# Remote Camera Monitoring



## Control Freak (Mar 8, 2008)

can you be a little more specific? Price range?


----------



## simmo (Dec 12, 2007)

Cameras should be the least of your concern, yes there are good and not not so good, really depends on what you are monitoring. Some cheaper cameras can and do work well with higher range quality lens and IR lighting.

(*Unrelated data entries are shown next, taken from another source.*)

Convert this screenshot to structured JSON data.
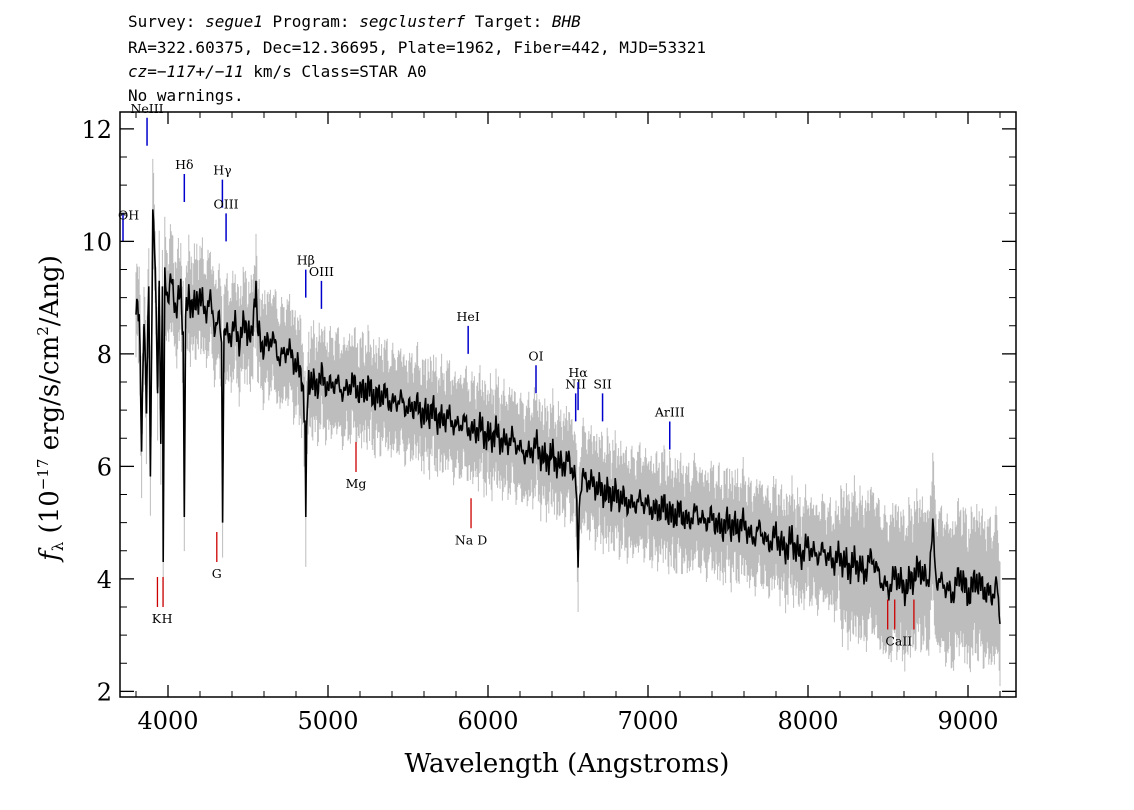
{
  "header": {
    "line1": {
      "survey_label": "Survey: ",
      "survey": "segue1",
      "program_label": " Program: ",
      "program": "segclusterf",
      "target_label": " Target: ",
      "target": "BHB"
    },
    "line2": "RA=322.60375, Dec=12.36695, Plate=1962, Fiber=442, MJD=53321",
    "line3": {
      "cz_label": "cz=",
      "cz": "−117+/−11",
      "rest": " km/s Class=STAR A0"
    },
    "line4": "No warnings."
  },
  "colors": {
    "flux": "#000000",
    "error": "#bdbdbd",
    "emission_line": "#0000cc",
    "absorption_line": "#cc0000"
  },
  "chart_data": {
    "type": "line",
    "xlabel": "Wavelength (Angstroms)",
    "ylabel": "fλ (10⁻¹⁷ erg/s/cm²/Ang)",
    "xlim": [
      3700,
      9300
    ],
    "ylim": [
      1.9,
      12.3
    ],
    "grid": false,
    "xticks": [
      4000,
      5000,
      6000,
      7000,
      8000,
      9000
    ],
    "xtick_labels": [
      "4000",
      "5000",
      "6000",
      "7000",
      "8000",
      "9000"
    ],
    "yticks": [
      2,
      4,
      6,
      8,
      10,
      12
    ],
    "ytick_labels": [
      "2",
      "4",
      "6",
      "8",
      "10",
      "12"
    ],
    "series": [
      {
        "points": [
          [
            3800,
            9.0
          ],
          [
            3820,
            8.6
          ],
          [
            3835,
            6.4
          ],
          [
            3850,
            8.8
          ],
          [
            3865,
            7.0
          ],
          [
            3880,
            9.2
          ],
          [
            3890,
            5.8
          ],
          [
            3905,
            10.6
          ],
          [
            3920,
            9.5
          ],
          [
            3935,
            7.3
          ],
          [
            3945,
            9.3
          ],
          [
            3955,
            6.4
          ],
          [
            3965,
            9.2
          ],
          [
            3970,
            4.3
          ],
          [
            3980,
            9.4
          ],
          [
            4000,
            9.0
          ],
          [
            4020,
            9.3
          ],
          [
            4050,
            8.8
          ],
          [
            4080,
            9.1
          ],
          [
            4095,
            8.4
          ],
          [
            4102,
            5.1
          ],
          [
            4110,
            8.6
          ],
          [
            4130,
            9.0
          ],
          [
            4170,
            8.8
          ],
          [
            4200,
            9.1
          ],
          [
            4230,
            8.7
          ],
          [
            4260,
            9.0
          ],
          [
            4290,
            8.5
          ],
          [
            4320,
            8.6
          ],
          [
            4335,
            8.2
          ],
          [
            4341,
            5.0
          ],
          [
            4350,
            8.4
          ],
          [
            4380,
            8.3
          ],
          [
            4420,
            8.5
          ],
          [
            4450,
            8.2
          ],
          [
            4480,
            8.6
          ],
          [
            4520,
            8.2
          ],
          [
            4550,
            9.3
          ],
          [
            4560,
            8.4
          ],
          [
            4600,
            8.1
          ],
          [
            4650,
            8.3
          ],
          [
            4700,
            7.9
          ],
          [
            4750,
            8.1
          ],
          [
            4800,
            7.8
          ],
          [
            4840,
            7.6
          ],
          [
            4856,
            6.8
          ],
          [
            4861,
            5.1
          ],
          [
            4866,
            6.7
          ],
          [
            4880,
            7.6
          ],
          [
            4920,
            7.4
          ],
          [
            4960,
            7.6
          ],
          [
            5000,
            7.4
          ],
          [
            5050,
            7.5
          ],
          [
            5100,
            7.3
          ],
          [
            5150,
            7.5
          ],
          [
            5200,
            7.3
          ],
          [
            5250,
            7.4
          ],
          [
            5300,
            7.2
          ],
          [
            5350,
            7.3
          ],
          [
            5400,
            7.1
          ],
          [
            5450,
            7.2
          ],
          [
            5500,
            7.0
          ],
          [
            5550,
            7.1
          ],
          [
            5600,
            6.9
          ],
          [
            5650,
            7.0
          ],
          [
            5700,
            6.8
          ],
          [
            5750,
            6.9
          ],
          [
            5800,
            6.7
          ],
          [
            5850,
            6.8
          ],
          [
            5900,
            6.6
          ],
          [
            5950,
            6.7
          ],
          [
            6000,
            6.5
          ],
          [
            6050,
            6.6
          ],
          [
            6100,
            6.4
          ],
          [
            6150,
            6.5
          ],
          [
            6200,
            6.3
          ],
          [
            6250,
            6.2
          ],
          [
            6300,
            6.4
          ],
          [
            6350,
            6.1
          ],
          [
            6400,
            6.2
          ],
          [
            6450,
            6.0
          ],
          [
            6500,
            6.1
          ],
          [
            6540,
            5.9
          ],
          [
            6555,
            5.4
          ],
          [
            6563,
            4.2
          ],
          [
            6570,
            5.4
          ],
          [
            6590,
            5.8
          ],
          [
            6650,
            5.7
          ],
          [
            6700,
            5.6
          ],
          [
            6750,
            5.5
          ],
          [
            6800,
            5.5
          ],
          [
            6850,
            5.4
          ],
          [
            6900,
            5.3
          ],
          [
            6950,
            5.4
          ],
          [
            7000,
            5.3
          ],
          [
            7050,
            5.2
          ],
          [
            7100,
            5.3
          ],
          [
            7150,
            5.1
          ],
          [
            7200,
            5.2
          ],
          [
            7250,
            5.0
          ],
          [
            7300,
            5.2
          ],
          [
            7350,
            5.0
          ],
          [
            7400,
            5.1
          ],
          [
            7450,
            4.9
          ],
          [
            7500,
            5.0
          ],
          [
            7550,
            4.9
          ],
          [
            7600,
            5.0
          ],
          [
            7650,
            4.7
          ],
          [
            7700,
            4.9
          ],
          [
            7750,
            4.6
          ],
          [
            7800,
            4.8
          ],
          [
            7850,
            4.5
          ],
          [
            7900,
            4.7
          ],
          [
            7950,
            4.4
          ],
          [
            8000,
            4.6
          ],
          [
            8050,
            4.4
          ],
          [
            8100,
            4.5
          ],
          [
            8150,
            4.3
          ],
          [
            8200,
            4.4
          ],
          [
            8250,
            4.2
          ],
          [
            8300,
            4.3
          ],
          [
            8350,
            4.1
          ],
          [
            8400,
            4.4
          ],
          [
            8450,
            4.0
          ],
          [
            8500,
            3.8
          ],
          [
            8550,
            4.1
          ],
          [
            8600,
            3.8
          ],
          [
            8650,
            4.0
          ],
          [
            8700,
            4.2
          ],
          [
            8750,
            3.9
          ],
          [
            8780,
            4.9
          ],
          [
            8800,
            4.0
          ],
          [
            8850,
            3.9
          ],
          [
            8900,
            3.7
          ],
          [
            8950,
            4.1
          ],
          [
            9000,
            3.7
          ],
          [
            9050,
            4.0
          ],
          [
            9100,
            3.8
          ],
          [
            9150,
            3.7
          ],
          [
            9180,
            3.9
          ],
          [
            9200,
            3.2
          ]
        ]
      }
    ],
    "emission_lines": [
      {
        "label": "NeIII",
        "x": 3869,
        "y": 11.7
      },
      {
        "label": "Hδ",
        "x": 4102,
        "y": 10.7
      },
      {
        "label": "Hγ",
        "x": 4340,
        "y": 10.6
      },
      {
        "label": "OIII",
        "x": 4363,
        "y": 10.0
      },
      {
        "label": "Hβ",
        "x": 4861,
        "y": 9.0
      },
      {
        "label": "OIII",
        "x": 4959,
        "y": 8.8
      },
      {
        "label": "HeI",
        "x": 5876,
        "y": 8.0
      },
      {
        "label": "OI",
        "x": 6300,
        "y": 7.3
      },
      {
        "label": "NII",
        "x": 6548,
        "y": 6.8
      },
      {
        "label": "Hα",
        "x": 6563,
        "y": 7.0
      },
      {
        "label": "SII",
        "x": 6716,
        "y": 6.8
      },
      {
        "label": "ArIII",
        "x": 7136,
        "y": 6.3
      }
    ],
    "absorption_lines": [
      {
        "label": "K",
        "x": 3934,
        "y": 3.5
      },
      {
        "label": "H",
        "x": 3969,
        "y": 3.5
      },
      {
        "label": "G",
        "x": 4305,
        "y": 4.3
      },
      {
        "label": "Mg",
        "x": 5175,
        "y": 5.9
      },
      {
        "label": "Na  D",
        "x": 5894,
        "y": 4.9
      },
      {
        "label": "CaII",
        "x": 8498,
        "y": 3.1
      },
      {
        "label": "CaII",
        "x": 8542,
        "y": 3.1
      },
      {
        "label": "CaII",
        "x": 8662,
        "y": 3.1
      }
    ],
    "edge_labels": [
      {
        "label": "ΘH"
      }
    ]
  }
}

As for remote monitoring, how are you planning on doing this? Through a DVR Computer card or a dedicated DVR with built in HHD and internet connection?

Need more info for sure.


----------



## wbg406 (Mar 27, 2008)

The application is for a construction company using it for their customers to look at the progress of their projects. This would definatley be internet based using Verizon Wireless service as there is no hard wire internet service available at the site as of yet. There was no mention of dvr or the ability to record anything. Verizon Wireless will provide an IP address to login to the camera remotely. They are looking for a camera that can provide the ability to pan left and right as well as zoom.


----------



## simmo (Dec 12, 2007)

O.k - I would suggest using a single channel video server box hooked into a wireless network connection. Camera of choice for me would be a Vivotek PZ6114 IP Network PTZ Wireless Security Camera







. 

You really dont want to go through the problems associated with hosting the camera through an independant web based server, hence using the video server box.


----------



## wbg406 (Mar 27, 2008)

Thanks simmo - much appreciated


----------



## simmo (Dec 12, 2007)

No problem, glad to help out - if you need any other info on CCTV, networking cameras, or DVR's just post back.


----------